A few months ago, Kelsey posted on here about abstaining from sex until the big day, and a number of people said they were doing the same thing. How's everyone doing with that?
I'm struggling right now, because FI is getting more and more frustrated--I don't know how we're going to make it until June. It was definitely more my decision than his--I'm the one who was brought up in a Christian home and church, having it drilled into my head that premarital sex is a sin. Well, I ignored that and FI were sexually active for about 8 months, but then I felt super convicted and guilty about having to hide it from my parents. I want our wedding night to be special. It's not like we're magically virgins again, but I feel like abstaining is the right thing to do.
However, I was just reading Shaunti Feldhahn's For Women Only: What you need to know about the inner lives of men, and I was struck again by how every time I reject FI's advances (he's mostly good, but still tries on occasion) he takes it personally. I know the book is for married women, but I don't think just because we're only engaged, it changes how FI feels about sex (and lack of it).
I feel like, unlike other couples, we're less intimate now. Giving up sex took away an opportunity to bond and relieve stress and feel good together. Not sure what to do about this.

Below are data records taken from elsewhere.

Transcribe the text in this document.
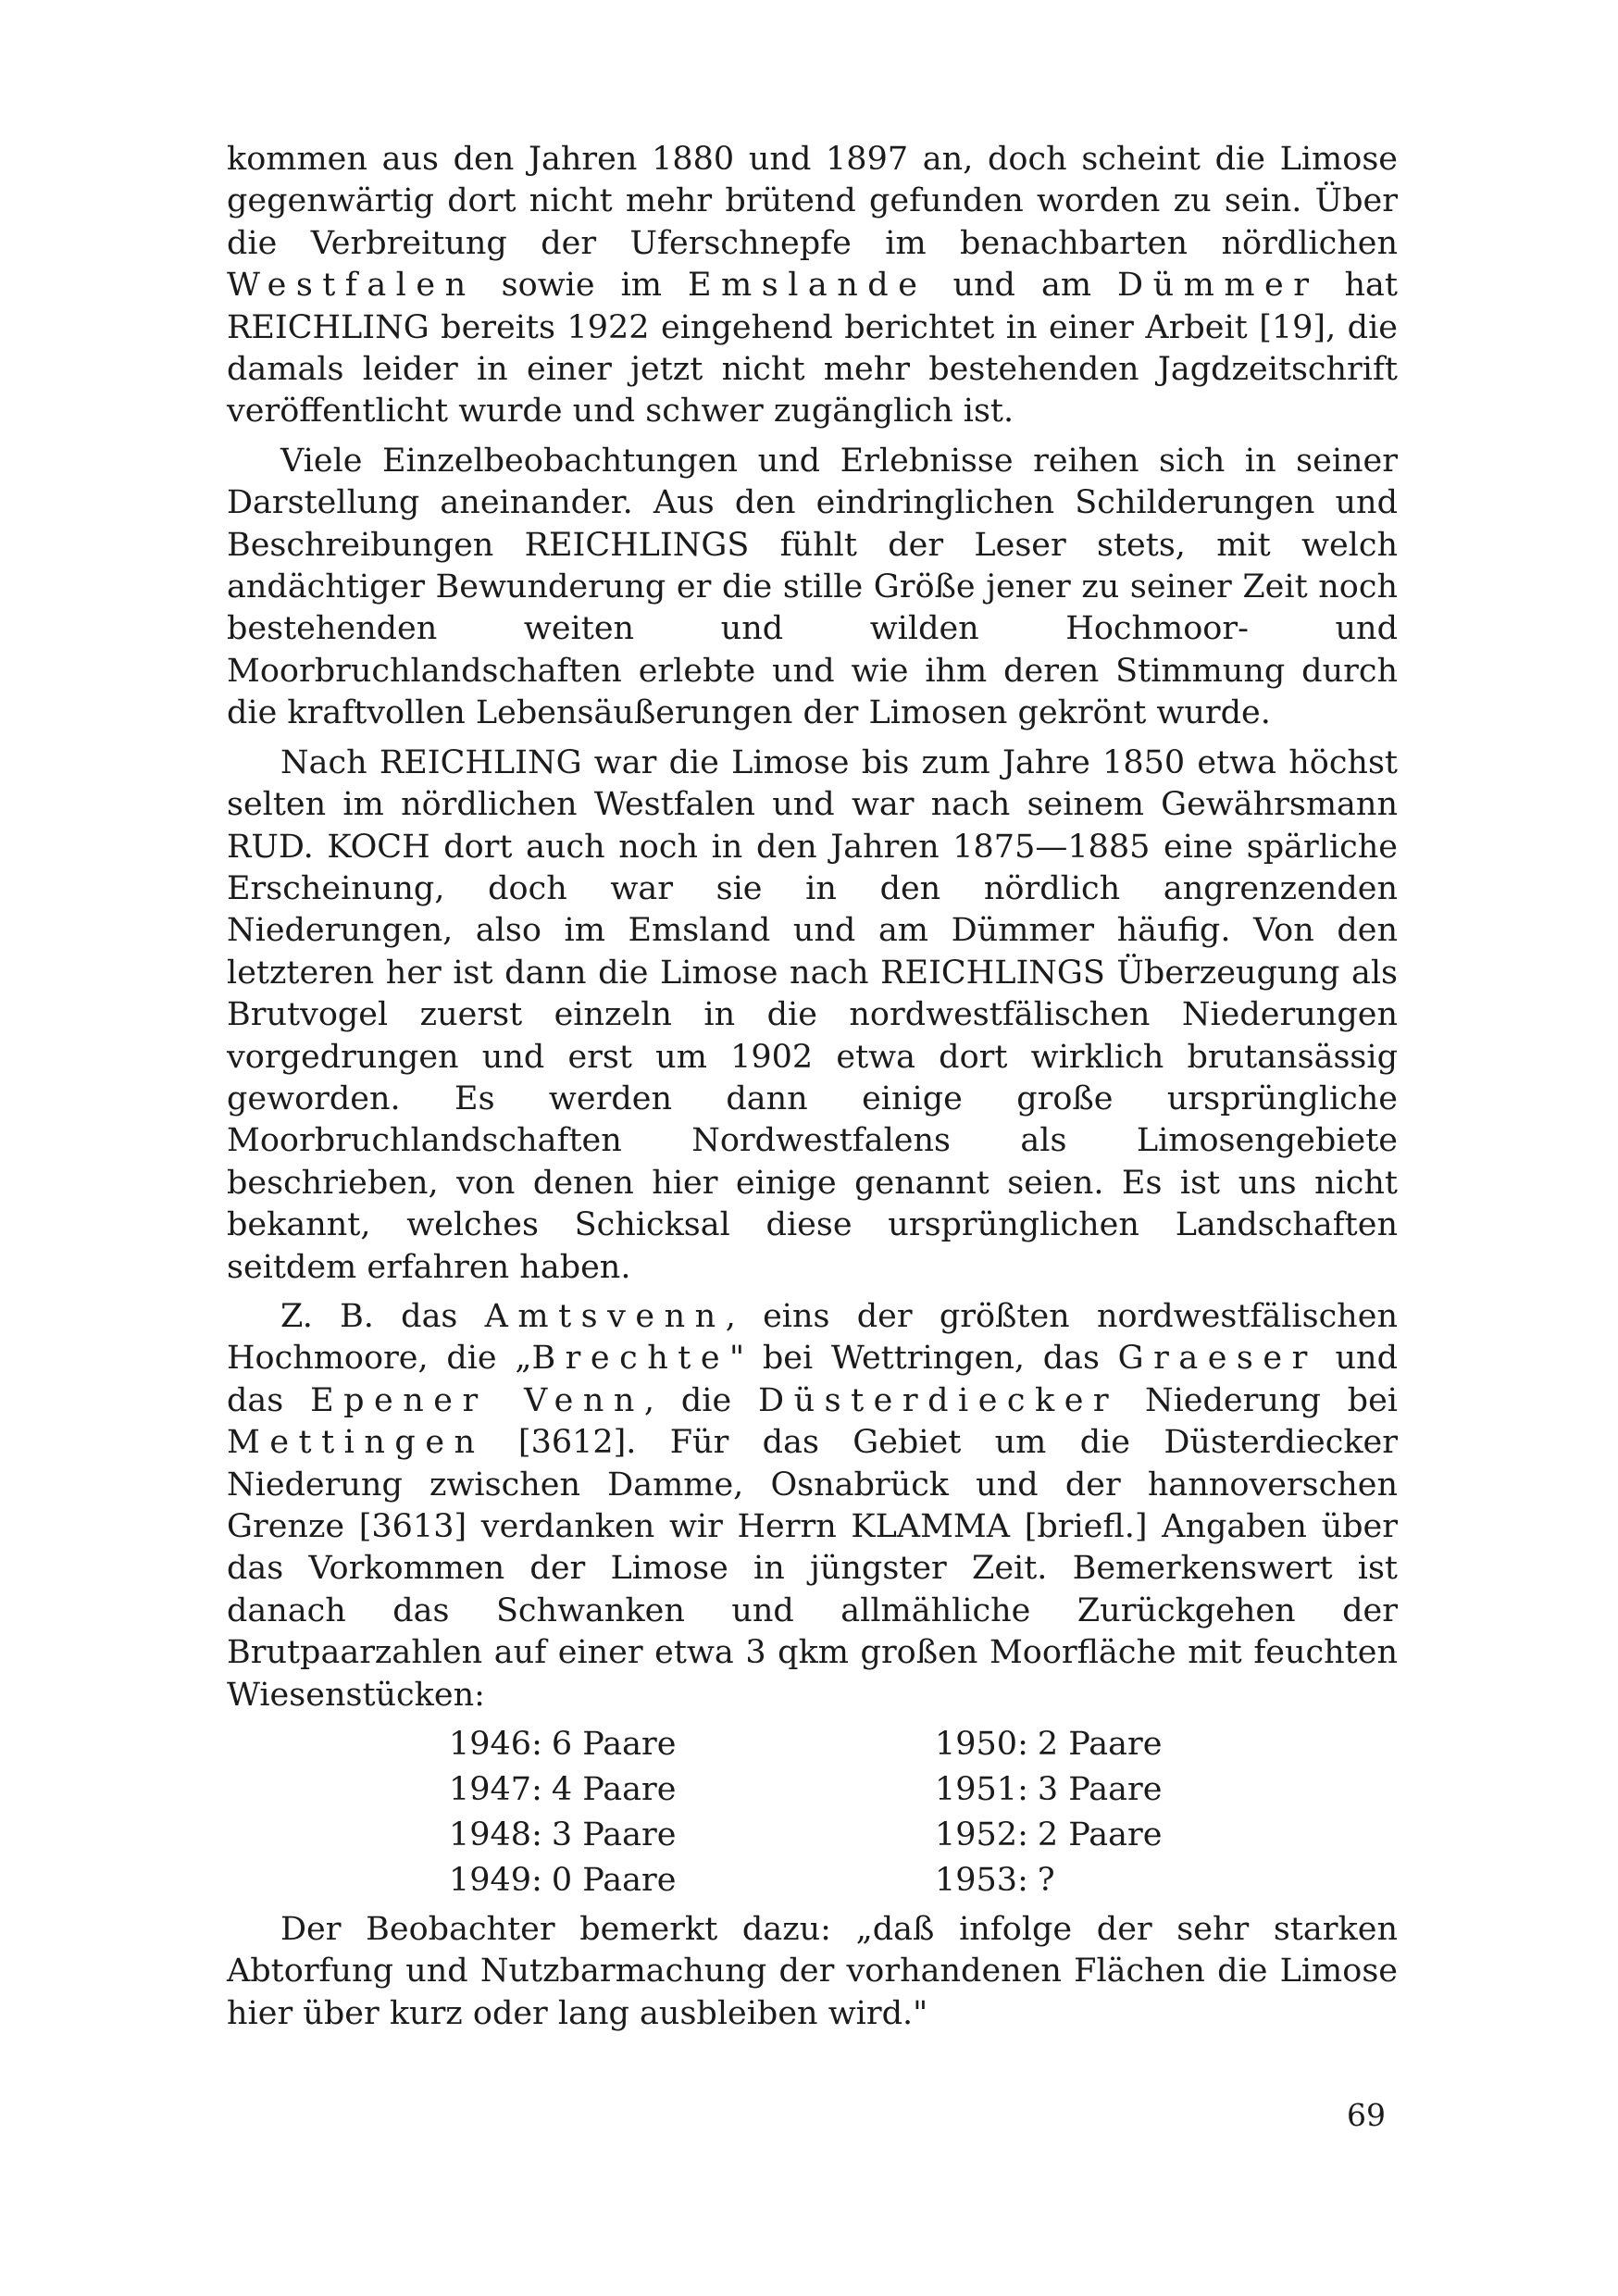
kommen aus den Jahren 1880 und 1897 an, doch scheint die Limose gegenwärtig dort nicht mehr brütend gefunden worden zu sein. Über die Verbreitung der Uferschnepfe im benachbarten nördlichen Westfalen sowie im Emslande und am Dümmer hat REICHLING bereits 1922 eingehend berichtet in einer Arbeit [19], die damals leider in einer jetzt nicht mehr bestehenden Jagdzeitschrift veröffentlicht wurde und schwer zugänglich ist.

Viele Einzelbeobachtungen und Erlebnisse reihen sich in seiner Darstellung aneinander. Aus den eindringlichen Schilderungen und Beschreibungen REICHLINGS fühlt der Leser stets, mit welch andächtiger Bewunderung er die stille Größe jener zu seiner Zeit noch bestehenden weiten und wilden Hochmoor- und Moorbruchlandschaften erlebte und wie ihm deren Stimmung durch die kraftvollen Lebensäußerungen der Limosen gekrönt wurde.

Nach REICHLING war die Limose bis zum Jahre 1850 etwa höchst selten im nördlichen Westfalen und war nach seinem Gewährsmann RUD. KOCH dort auch noch in den Jahren 1875—1885 eine spärliche Erscheinung, doch war sie in den nördlich angrenzenden Niederungen, also im Emsland und am Dümmer häufig. Von den letzteren her ist dann die Limose nach REICHLINGS Überzeugung als Brutvogel zuerst einzeln in die nordwestfälischen Niederungen vorgedrungen und erst um 1902 etwa dort wirklich brutansässig geworden. Es werden dann einige große ursprüngliche Moorbruchlandschaften Nordwestfalens als Limosengebiete beschrieben, von denen hier einige genannt seien. Es ist uns nicht bekannt, welches Schicksal diese ursprünglichen Landschaften seitdem erfahren haben.

Z. B. das Amtsvenn, eins der größten nordwestfälischen Hochmoore, die „Brechte" bei Wettringen, das Graeser und das Epener Venn, die Düsterdiecker Niederung bei Mettingen [3612]. Für das Gebiet um die Düsterdiecker Niederung zwischen Damme, Osnabrück und der hannoverschen Grenze [3613] verdanken wir Herrn KLAMMA [briefl.] Angaben über das Vorkommen der Limose in jüngster Zeit. Bemerkenswert ist danach das Schwanken und allmähliche Zurückgehen der Brutpaarzahlen auf einer etwa 3 qkm großen Moorfläche mit feuchten Wiesenstücken:

1946: 6 Paare
1947: 4 Paare
1948: 3 Paare
1949: 0 Paare
1950: 2 Paare
1951: 3 Paare
1952: 2 Paare
1953: ?

Der Beobachter bemerkt dazu: „daß infolge der sehr starken Abtorfung und Nutzbarmachung der vorhandenen Flächen die Limose hier über kurz oder lang ausbleiben wird."

69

It also doesn't help being FB friends with my parents--my dad posted this super awkward question on our "couples" thread (FI, my parents, and I).
"Hi. We're looking forward to having you around for a few days. You never answered Mom's question about when you begin your premarital counseling. Another question: What safeguards have you put in place regarding physical intimacy up until the day you declare before God and His people your lifelong commitment to one another?"
My dad and I have never talked about relationships or anything remotely sexual before--why is it ok now!? Eeek!